Regarding the risk factors of sepsis, this condition can potentially affect any subject. There is no doubt, however, that the very young age (childhood) and old age (> 65 years) expose the individual to a greater risk of suffering a septic phenomenon. Other predisposing factors are alcohol and drug abuse, impaired immune system and organic debility (renal or hepatic failure, AIDS, cancer or anticancer therapies, anti-rejection therapy after organ transplantation, prolonged cortisone therapy), from the black race to the Caucasian one and from particular medical conditions (bacterial invasion of blood or septicemia, dental abscesses, pneumonia, urinary infections, perforated appendicitis, meningitis, diabetes and severe traumas such as extensive burns or gunshot wounds). We must not forget that sepsis is a fairly frequent occurrence in people admitted to intensive care, who are the ones most exposed to septic risk and its most feared consequences. Also the intubation, the application of urinary catheters or other invasive devices significantly elevates the risk of suffering septic phenomena.

Sepsis is one of the most common causes of morbidity and mortality, especially in elderly, immunocompromised and severely ill patients.

Complications and treatment

See also: Medicines for the treatment of sepsis

As we have seen, sepsis can pass through three stages of increasing gravity; the higher this level is, the greater is the impairment of blood supply to vital organs, such as the brain and kidneys; necrotic phenomena (gangrene) are therefore more frequent, especially of the body extremities, and organ insufficiencies.

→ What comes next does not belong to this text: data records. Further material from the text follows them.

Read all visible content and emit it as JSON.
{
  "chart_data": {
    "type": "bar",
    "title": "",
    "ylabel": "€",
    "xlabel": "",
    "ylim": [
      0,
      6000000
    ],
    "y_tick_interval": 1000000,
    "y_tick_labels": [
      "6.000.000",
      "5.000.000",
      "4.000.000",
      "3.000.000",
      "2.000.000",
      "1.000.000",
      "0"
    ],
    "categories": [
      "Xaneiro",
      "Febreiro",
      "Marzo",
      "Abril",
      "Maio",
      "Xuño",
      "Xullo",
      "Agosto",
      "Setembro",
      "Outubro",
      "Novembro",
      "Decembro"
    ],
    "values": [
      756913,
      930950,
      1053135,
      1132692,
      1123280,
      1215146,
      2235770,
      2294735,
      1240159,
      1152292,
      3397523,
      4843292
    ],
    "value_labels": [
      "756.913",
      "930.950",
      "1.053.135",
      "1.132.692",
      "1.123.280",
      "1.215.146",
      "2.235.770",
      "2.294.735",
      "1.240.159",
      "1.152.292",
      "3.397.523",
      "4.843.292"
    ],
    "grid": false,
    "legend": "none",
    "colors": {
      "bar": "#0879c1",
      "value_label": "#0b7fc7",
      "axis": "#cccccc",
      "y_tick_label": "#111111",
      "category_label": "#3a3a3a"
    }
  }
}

Most individuals subject to moderate septic episodes recover from the event; not by chance the average mortality rate is 15%, while it rises to 30-35% in severe septic episodes, up to over 50% in septic shock.

In Italy, sepsis has an average incidence of 1.5 cases per thousand inhabitants.

Early and aggressive treatment considerably increases the chances of survival. In this regard - without prejudice to the need for hospitalization in intensive care in the most severe cases - antibiotics, fluids and blood products can be administered (infusion of liquids in the blood for hemodynamic support, in order to increase the volume and blood pressure), vasopressor drugs (which due to vasoconstriction raise blood pressure), insulin, sedatives or painkillers, and immune system modulators. In patients with severe sepsis oxygen therapy (intubation, artificial lung) or dialysis may be necessary (to compensate for reduced renal function in blood purification).